Apologies, I digress… Men do not seem to understand that they are for the most part uniform. (Women don’t get it either) One of my friends is gorgeous. She will always be gorgeous. The man she will probably marry will be a goblin. I say this with love. In my opinion, every guy she has been with has been haggard. I love her, but she knows how I feel about her choice in men.
She started dating another one of these creatures and guess what? He cheats on her. This guy is a full on creature from the black lagoon and he cheats on HER? Blaspheme!? In my mind I’m thinking, how is this possible? I wish I could show you her picture. If you saw a picture of her you would experience my horror first hand.
(…And this is not one of those times that a girl is saying her friend is beautiful just because they are friends. Trust me she is beautiful. No Grenades!!)
I know why this happened.
I think females think that we are doing the ugly guy a favor by showing him attention. We aren’t. Real talk, all we are doing is lowering our standards and forgetting our self worth.
ABC News reported, “Forty-two percent of U.S. black women have never been married, double the number of white women who’ve never tied the knot.”

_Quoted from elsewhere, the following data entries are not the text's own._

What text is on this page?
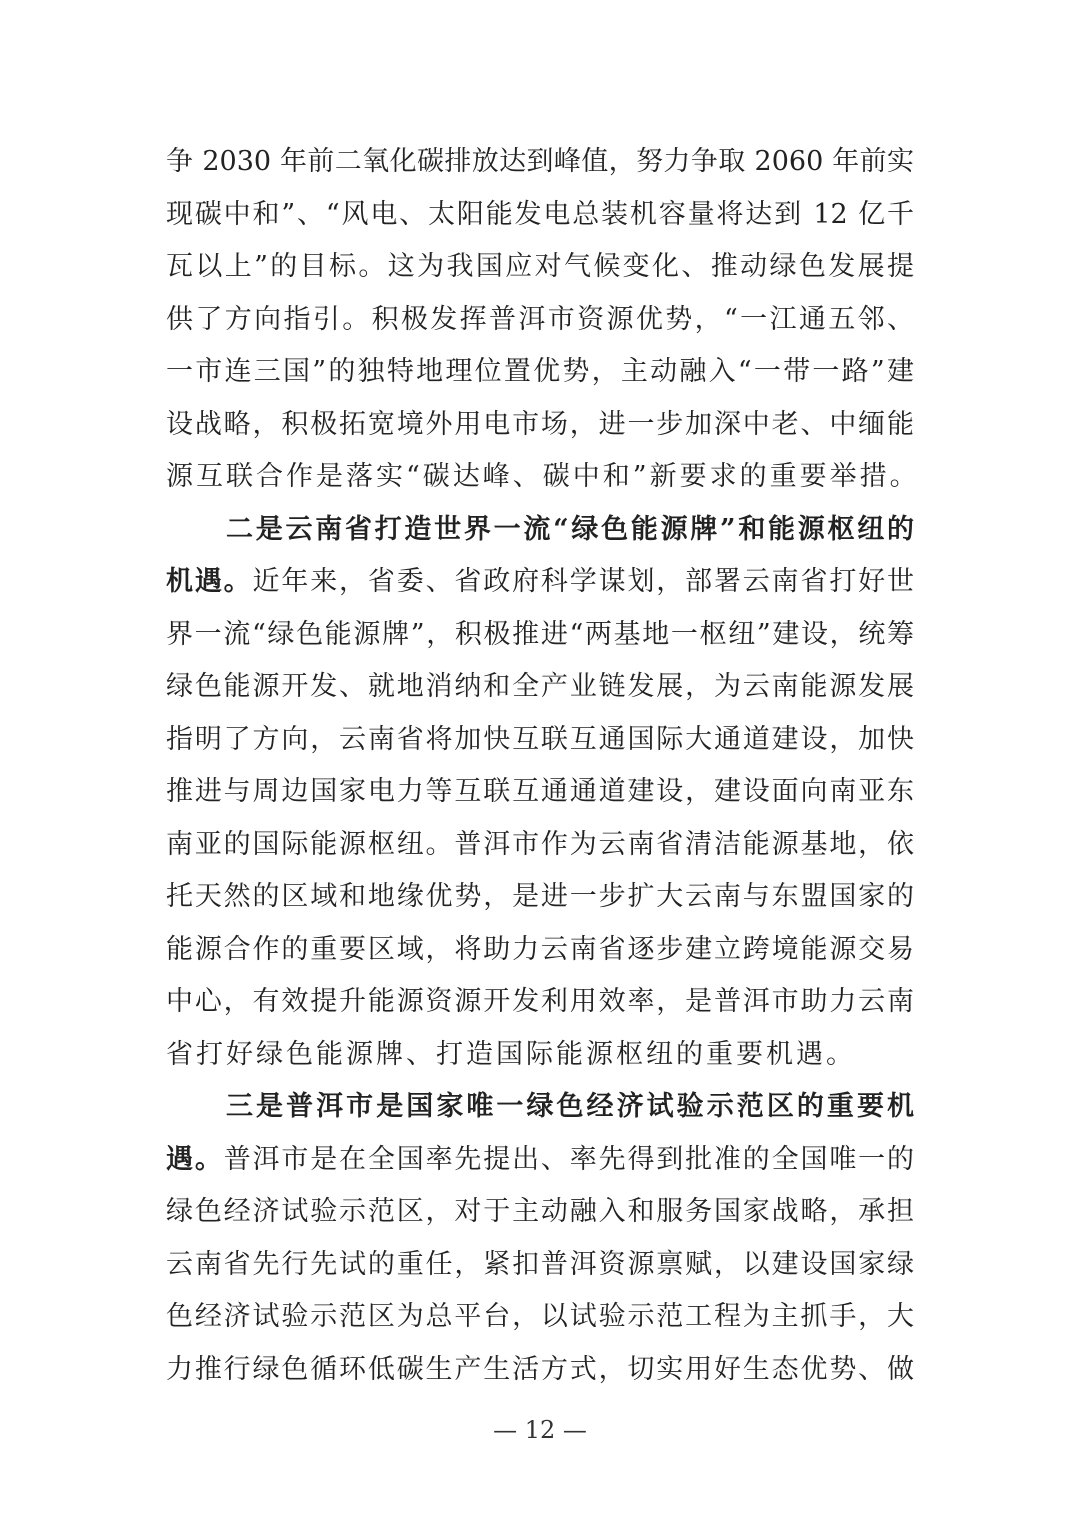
— 12 —
争 2030 年前二氧化碳排放达到峰值，努力争取 2060 年前实
现碳中和”、“风电、太阳能发电总装机容量将达到 12 亿千
瓦以上”的目标。这为我国应对气候变化、推动绿色发展提
供了方向指引。积极发挥普洱市资源优势，“一江通五邻、
一市连三国”的独特地理位置优势，主动融入“一带一路”建
设战略，积极拓宽境外用电市场，进一步加深中老、中缅能
源互联合作是落实“碳达峰、碳中和”新要求的重要举措。
二是云南省打造世界一流“绿色能源牌”和能源枢纽的
机遇。近年来，省委、省政府科学谋划，部署云南省打好世
界一流“绿色能源牌”，积极推进“两基地一枢纽”建设，统筹
绿色能源开发、就地消纳和全产业链发展，为云南能源发展
指明了方向，云南省将加快互联互通国际大通道建设，加快
推进与周边国家电力等互联互通通道建设，建设面向南亚东
南亚的国际能源枢纽。普洱市作为云南省清洁能源基地，依
托天然的区域和地缘优势，是进一步扩大云南与东盟国家的
能源合作的重要区域，将助力云南省逐步建立跨境能源交易
中心，有效提升能源资源开发利用效率，是普洱市助力云南
省打好绿色能源牌、打造国际能源枢纽的重要机遇。
三是普洱市是国家唯一绿色经济试验示范区的重要机
遇。普洱市是在全国率先提出、率先得到批准的全国唯一的
绿色经济试验示范区，对于主动融入和服务国家战略，承担
云南省先行先试的重任，紧扣普洱资源禀赋，以建设国家绿
色经济试验示范区为总平台，以试验示范工程为主抓手，大
力推行绿色循环低碳生产生活方式，切实用好生态优势、做
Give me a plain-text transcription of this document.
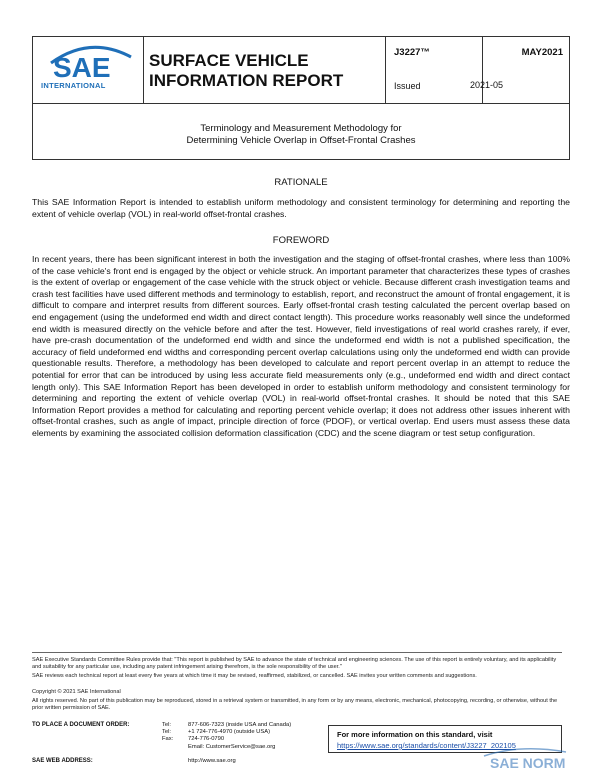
SAE
INTERNATIONAL
SURFACE VEHICLE
INFORMATION REPORT
J3227™
Issued
MAY2021
2021-05
Terminology and Measurement Methodology for
Determining Vehicle Overlap in Offset-Frontal Crashes
RATIONALE
This SAE Information Report is intended to establish uniform methodology and consistent terminology for determining and reporting the extent of vehicle overlap (VOL) in real-world offset-frontal crashes.
FOREWORD
In recent years, there has been significant interest in both the investigation and the staging of offset-frontal crashes, where less than 100% of the case vehicle's front end is engaged by the object or vehicle struck. An important parameter that characterizes these types of crashes is the extent of overlap or engagement of the case vehicle with the struck object or vehicle. Because different crash investigation teams and crash test facilities have used different methods and terminology to establish, report, and reconstruct the amount of frontal engagement, it is difficult to compare and interpret results from different sources. Early offset-frontal crash testing calculated the percent overlap based on end engagement (using the undeformed end width and direct contact length). This procedure works reasonably well since the undeformed end width is measured directly on the vehicle before and after the test. However, field investigations of real world crashes rarely, if ever, have pre-crash documentation of the undeformed end width and since the undeformed end width is not a published specification, the accuracy of field undeformed end widths and corresponding percent overlap calculations using only the undeformed end width can provide questionable results. Therefore, a methodology has been developed to calculate and report percent overlap in an attempt to reduce the potential for error that can be introduced by using less accurate field measurements only (e.g., undeformed end width and direct contact length only). This SAE Information Report has been developed in order to establish uniform methodology and consistent terminology for determining and reporting the extent of vehicle overlap (VOL) in real-world offset-frontal crashes. It should be noted that this SAE Information Report provides a method for calculating and reporting percent vehicle overlap; it does not address other issues inherent with offset-frontal crashes, such as angle of impact, principle direction of force (PDOF), or vertical overlap. End users must assess these data elements by examining the associated collision deformation classification (CDC) and the scene diagram or test setup configuration.
SAE Executive Standards Committee Rules provide that: "This report is published by SAE to advance the state of technical and engineering sciences. The use of this report is entirely voluntary, and its applicability and suitability for any particular use, including any patent infringement arising therefrom, is the sole responsibility of the user."
SAE reviews each technical report at least every five years at which time it may be revised, reaffirmed, stabilized, or cancelled. SAE invites your written comments and suggestions.
Copyright © 2021 SAE International
All rights reserved. No part of this publication may be reproduced, stored in a retrieval system or transmitted, in any form or by any means, electronic, mechanical, photocopying, recording, or otherwise, without the prior written permission of SAE.
TO PLACE A DOCUMENT ORDER:	Tel:
Tel:
Fax:
877-606-7323 (inside USA and Canada)
+1 724-776-4970 (outside USA)
724-776-0790
Email: CustomerService@sae.org
SAE WEB ADDRESS:	http://www.sae.org
For more information on this standard, visit
https://www.sae.org/standards/content/J3227_202105
SAE NORM
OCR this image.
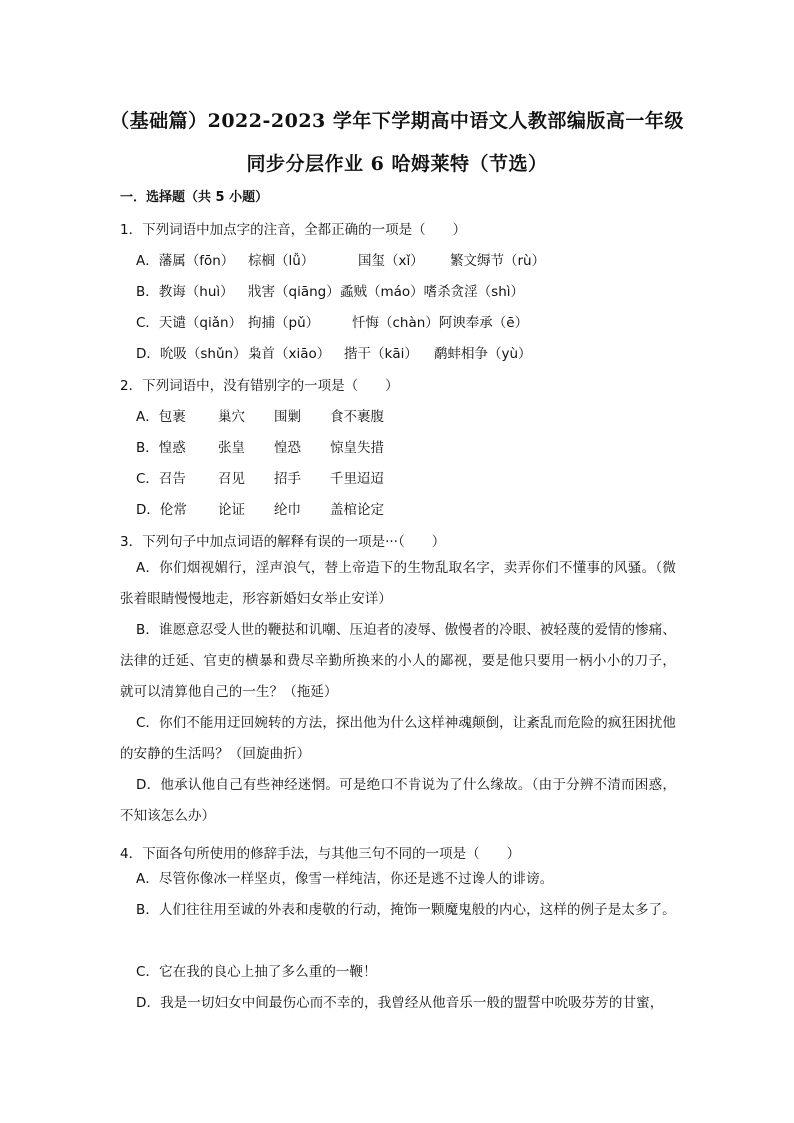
（基础篇）2022-2023 学年下学期高中语文人教部编版高一年级
同步分层作业 6 哈姆莱特（节选）
一．选择题（共 5 小题）
1．下列词语中加点字的注音，全都正确的一项是（　　）
A．藩属（fōn） 棕榈（lǚ）	国玺（xǐ） 繁文缛节（rù）
B．教诲（huì） 戕害（qiāng）蟊贼（máo）嗜杀贪淫（shì）
C．天谴（qiǎn） 拘捕（pǔ） 忏悔（chàn）阿谀奉承（ē）
D．吮吸（shǔn）枭首（xiāo） 揩干（kāi） 鹬蚌相争（yù）
2．下列词语中，没有错别字的一项是（　　）
A．包裹 巢穴 围剿 食不裹腹
B．惶惑 张皇 惶恐 惊皇失措
C．召告 召见 招手 千里迢迢
D．伦常 论证 纶巾 盖棺论定
3．下列句子中加点词语的解释有误的一项是···（　　）
A．你们烟视媚行，淫声浪气，替上帝造下的生物乱取名字，卖弄你们不懂事的风骚。（微张着眼睛慢慢地走，形容新婚妇女举止安详）
B．谁愿意忍受人世的鞭挞和讥嘲、压迫者的凌辱、傲慢者的冷眼、被轻蔑的爱情的惨痛、法律的迁延、官吏的横暴和费尽辛勤所换来的小人的鄙视，要是他只要用一柄小小的刀子，就可以清算他自己的一生？（拖延）
C．你们不能用迂回婉转的方法，探出他为什么这样神魂颠倒，让紊乱而危险的疯狂困扰他的安静的生活吗？（回旋曲折）
D．他承认他自己有些神经迷惘。可是绝口不肯说为了什么缘故。（由于分辨不清而困惑，不知该怎么办）
4．下面各句所使用的修辞手法，与其他三句不同的一项是（　　）
A．尽管你像冰一样坚贞，像雪一样纯洁，你还是逃不过谗人的诽谤。
B．人们往往用至诚的外表和虔敬的行动，掩饰一颗魔鬼般的内心，这样的例子是太多了。
C．它在我的良心上抽了多么重的一鞭！
D．我是一切妇女中间最伤心而不幸的，我曾经从他音乐一般的盟誓中吮吸芬芳的甘蜜，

I’m suggesting that maybe they are single by choice. Let’s cut the “Oh woe is me. Nobody wants me because I’m a single black female” I know this isn’t exactly a new concept, but it is true. My mother got married for the first time at age 45. My mother is great. She is college educated she had a secure job and my mother is beautiful. My mother is a catch. She recently admitted to me that she choose to be single the greater part of her thirties, because the greater part of her twenties was spent in a relationship. I don’t represent every SBF and my mother doesn’t represent every SBF. All I know is that I am shallow, and when a quality gentelman comes around I will choose to not be single.